The definition I am proposing instead is:

EP(o|optimizer)[log2(∑i∈{A|U(Ai)≥U(o)}P(Ai|∼optimizer))]

That is, you take the expectation of the original measure with respect to the distribution over outcomes you expect to observe in the presence of optimization. We could then call the original measure "optimization pressure exerted", and the second measure optimization power. For systems that are only allowed to optimize once, like humans, these values are very similar; for systems that might exert their full optimization power on several occasions depending on circumstance, like Rubik's cube solvers, these values will be different insofar as the system is allowed to optimize several times. We can think of the first measure as measuring the actual amount of optimization pressure that was exerted on the target system on a particular instance, and we can think of the second measure as the expected amount of optimization pressure that the optimizer exerts on the target system.

To hammer the point home, there is the amount of optimization pressure that I in fact exerted on the universe this time around. Say it was a trillion bits. Then there is the expected amount of optimization pressure that I exert on the universe in a given life. Maybe I just got lucky (or unlucky) on this go around. It could be that if you reran the universe from the point at which I was born several times while varying some things that seem irrelevant, I would on average only increase the negentropy of variables I care about by a million bits. If that were the case, then using the amount of optimization pressure that I exerted on this go around as an estimate of my optimization power in general would be a huge underestimate.

Ok, so what's up here? This seems like an easy thing to notice, and I'm sure Eliezer noticed it.

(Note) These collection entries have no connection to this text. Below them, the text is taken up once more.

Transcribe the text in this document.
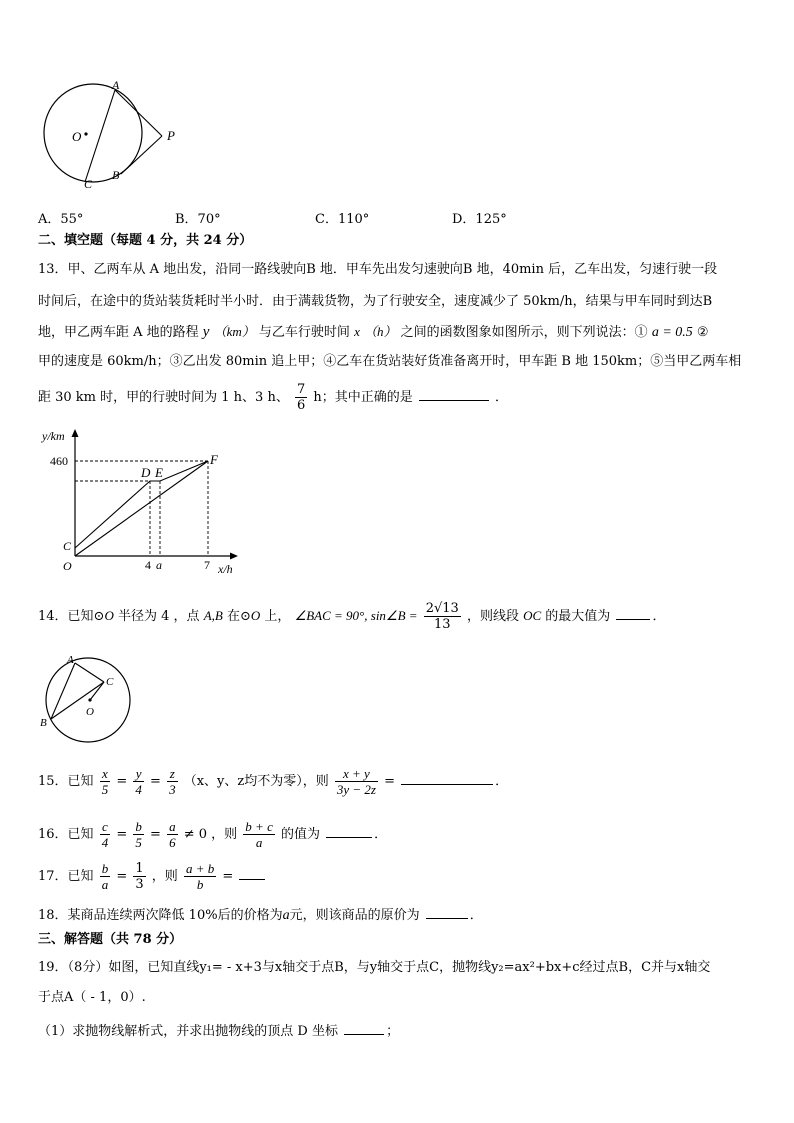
A
O	P
C
B
A．55°	B．70°	C．110°	D．125°
二、填空题（每题 4 分，共 24 分）
13．甲、乙两车从 A 地出发，沿同一路线驶向B 地．甲车先出发匀速驶向B 地，40min 后，乙车出发，匀速行驶一段
时间后，在途中的货站装货耗时半小时．由于满载货物，为了行驶安全，速度减少了 50km/h，结果与甲车同时到达B
地，甲乙两车距 A 地的路程 y （km） 与乙车行驶时间 x （h） 之间的函数图象如图所示，则下列说法：① a = 0.5 ②
甲的速度是 60km/h；③乙出发 80min 追上甲；④乙车在货站装好货准备离开时，甲车距 B 地 150km；⑤当甲乙两车相
距 30 km 时，甲的行驶时间为 1 h、3 h、 $\frac{7}{6}$ h；其中正确的是	．
y/km
460
C
O
D E
F
4 a	7 x/h
14．已知⊙O 半径为 4 ，点 A,B 在⊙O 上， ∠BAC = 90°, sin∠B = $\frac{2√13}{13}$ ，则线段 OC 的最大值为	．
A
B
C
O
15．已知 $\frac{x}{5} = \frac{y}{4} = \frac{z}{3} (x$、y、z均不为零），则 $\frac{x + y}{3y - 2z}$ =	．
16．已知 $\frac{c}{4} = \frac{b}{5} = \frac{a}{6} \ne 0$ ，则 $\frac{b + c}{a}$ 的值为	．
17．已知 $\frac{b}{a} = \frac{1}{3}$ ，则 $\frac{a + b}{b}$ =
18．某商品连续两次降低 10%后的价格为a元，则该商品的原价为	．
三、解答题（共 78 分）
19．（8分）如图，已知直线y₁= - x+3与x轴交于点B，与y轴交于点C，抛物线y₂=ax²+bx+c经过点B，C并与x轴交
于点A（ - 1，0）.
（1）求抛物线解析式，并求出抛物线的顶点 D 坐标	；
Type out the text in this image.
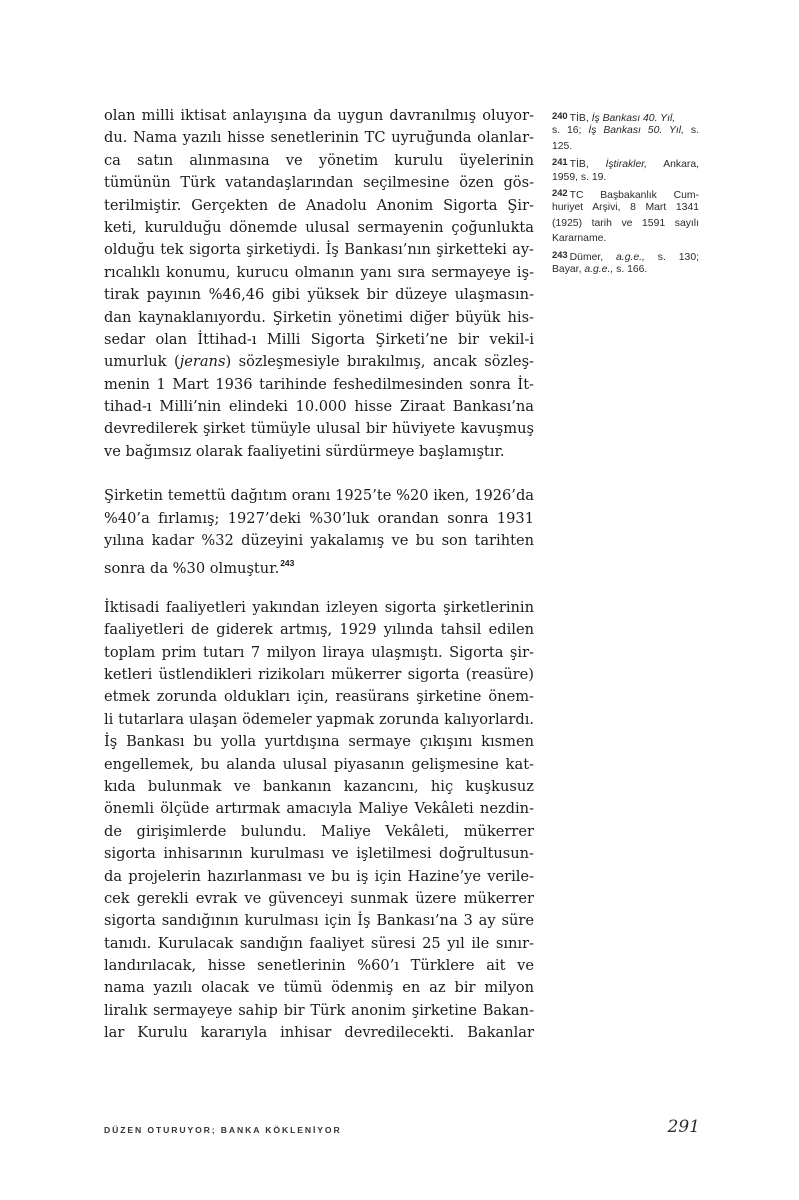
olan milli iktisat anlayışına da uygun davranılmış oluyor-
du. Nama yazılı hisse senetlerinin TC uyruğunda olanlar-
ca satın alınmasına ve yönetim kurulu üyelerinin
tümünün Türk vatandaşlarından seçilmesine özen gös-
terilmiştir. Gerçekten de Anadolu Anonim Sigorta Şir-
keti, kurulduğu dönemde ulusal sermayenin çoğunlukta
olduğu tek sigorta şirketiydi. İş Bankası’nın şirketteki ay-
rıcalıklı konumu, kurucu olmanın yanı sıra sermayeye iş-
tirak payının %46,46 gibi yüksek bir düzeye ulaşmasın-
dan kaynaklanıyordu. Şirketin yönetimi diğer büyük his-
sedar olan İttihad-ı Milli Sigorta Şirketi’ne bir vekil-i
umurluk (jerans) sözleşmesiyle bırakılmış, ancak sözleş-
menin 1 Mart 1936 tarihinde feshedilmesinden sonra İt-
tihad-ı Milli’nin elindeki 10.000 hisse Ziraat Bankası’na
devredilerek şirket tümüyle ulusal bir hüviyete kavuşmuş
ve bağımsız olarak faaliyetini sürdürmeye başlamıştır.
Şirketin temettü dağıtım oranı 1925’te %20 iken, 1926’da
%40’a fırlamış; 1927’deki %30’luk orandan sonra 1931
yılına kadar %32 düzeyini yakalamış ve bu son tarihten
sonra da %30 olmuştur.$^{243}$
İktisadi faaliyetleri yakından izleyen sigorta şirketlerinin
faaliyetleri de giderek artmış, 1929 yılında tahsil edilen
toplam prim tutarı 7 milyon liraya ulaşmıştı. Sigorta şir-
ketleri üstlendikleri rizikoları mükerrer sigorta (reasüre)
etmek zorunda oldukları için, reasürans şirketine önem-
li tutarlara ulaşan ödemeler yapmak zorunda kalıyorlardı.
İş Bankası bu yolla yurtdışına sermaye çıkışını kısmen
engellemek, bu alanda ulusal piyasanın gelişmesine kat-
kıda bulunmak ve bankanın kazancını, hiç kuşkusuz
önemli ölçüde artırmak amacıyla Maliye Vekâleti nezdin-
de girişimlerde bulundu. Maliye Vekâleti, mükerrer
sigorta inhisarının kurulması ve işletilmesi doğrultusun-
da projelerin hazırlanması ve bu iş için Hazine’ye verile-
cek gerekli evrak ve güvenceyi sunmak üzere mükerrer
sigorta sandığının kurulması için İş Bankası’na 3 ay süre
tanıdı. Kurulacak sandığın faaliyet süresi 25 yıl ile sınır-
landırılacak, hisse senetlerinin %60’ı Türklere ait ve
nama yazılı olacak ve tümü ödenmiş en az bir milyon
liralık sermayeye sahip bir Türk anonim şirketine Bakan-
lar Kurulu kararıyla inhisar devredilecekti. Bakanlar
240 TİB, İş Bankası 40. Yıl,
s. 16; İş Bankası 50. Yıl, s.
125.
241 TİB, İştirakler, Ankara,
1959, s. 19.
242 TC Başbakanlık Cum-
huriyet Arşivi, 8 Mart 1341
(1925) tarih ve 1591 sayılı
Kararname.
243 Dümer, a.g.e., s. 130;
Bayar, a.g.e., s. 166.
DÜZEN OTURUYOR; BANKA KÖKLENİYOR	291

Eliezer talks about how from the

perspectiveof deep blue, it is exerting optimization pressure every time it plays a game, but from the perspective of the programmers, creating deep blue was a one time optimization cost. Is that a different way to cache out the same thing? It still seems weird to me to say that the more times deep blue plays chess, the higher its optimization power is. It does not seem weird to me to say that the more times a human plays chess, the higher its optimization power is. Each chess game is a subsystem of the target system of that human, eg, the environment over time. Whereas it does seem weird to me to say that if you uploaded my brain and let my brain operate on the same universe 100 times, that the optimization power of my uploaded brain would be 100 times greater than if you only did this once.This is a consequence of one of the nice properties of Eliezer's measure: OP sums for independent systems. It makes sense that if I think an optimizer is optimizing two independent systems, then when I measure their OP with respect to the first system and add it to their OP with respect to the second, I should get the same answer I would if I were treating the two systems jointly as one system. The Rubik's cube the first time I give it to a mechanical Rubik's cube solver, and the second time I give it to a mechanical Rubik's cube solver are in fact two such independent systems. So are the first time you simulate the universe after my birth and the second time. It makes sense to me that you should sum my optimization power for independent parts of the universe in a particular go around should sum to my optimization power with respect to the two systems taken jointly as one, but it doesn't make sense to me that you should just add the optimization pressure I exert on each go to get my total optimization power. Does the measure I propose here actually sum nicely with respect to independent systems? It seems like it might, but I'm not sure.

Is this just the same as Eliezer's proposal for measuring optimization power for mixed outcomes? Seems pretty different, but maybe it isn't. Maybe this is another way to extend optimization power to mixed outcomes? It does take into account that the agent might not take an action that guarantees an outcome with certainty.

Is there some way that I am confused or missing something in the original post that it seems like I am not aware of?